When the Bitter End Yacht Club reopens this winter after a grueling four-year rebuild, it will have a feature unique in the Virgin Islands: the territory’s first overwater bungalows.
The new “Marina Lofts” at the 53-year-old North Sound institution will be a VI first.
“The village is an incarnation of Bitter End’s roots as a yachting destination and sailor’s hangout. Its beach, seawall and plaza are dotted with seating areas designed for settling down with a cold drink and conversation, a favourite book, or simply taking in the beautiful expanse of North Sound,” owner Lauren Hokin said in a press release.
In addition to the overwater lofts, two sail-inspired handmade waterfront bungalows are complete and available for guest bookings now, with up to 10 more bungalows scheduled to be built soon.
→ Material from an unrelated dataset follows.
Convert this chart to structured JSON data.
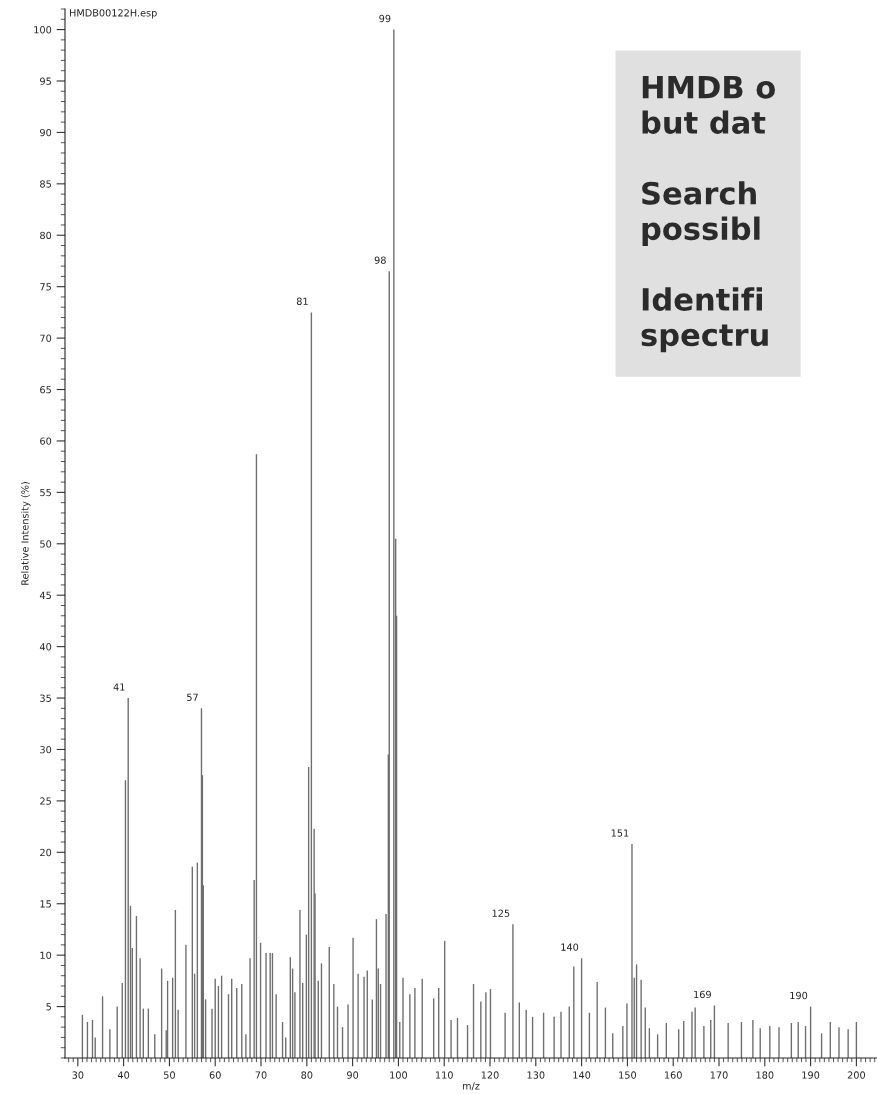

Furthermore, the release stated, the legacy of Hurricane Irma will be on full view thanks to the resort’s dining options, which include a sunken vessel salvaged from the storm and converted into a beach bar.
Produce will be supplied to the restaurants from an on-site garden, Bitter End Farms, as well as locally caught seafood.
Sailors will also find 70 mooring balls and 25 marina slips in the resort billed as “built for sailors, by sailors,” according to the release.
Rounding out the offerings are a brand-new fleet of water toys, the release added: Hobie Waves, kayaks, stand-up paddleboards, kiteboards and sailboats, with group and private instruction for beginners and experienced sailors alike.
During Irma, BEYC lost nearly 100 buildings across 64 acres, according to Chief Marketing Officer Kerri Jaffe.
She told the Beacon in September that the resort was “really hit by the eye and really decimated.”
However, she added, the resort managed to keep core staff employed during the rebuild process.
“We’ve had bartenders turn into engineers and learn all sorts of different skills during this time because we really wanted to maintain our core Bitter End employees,” she said.
The resort has been hiring for multiple positions.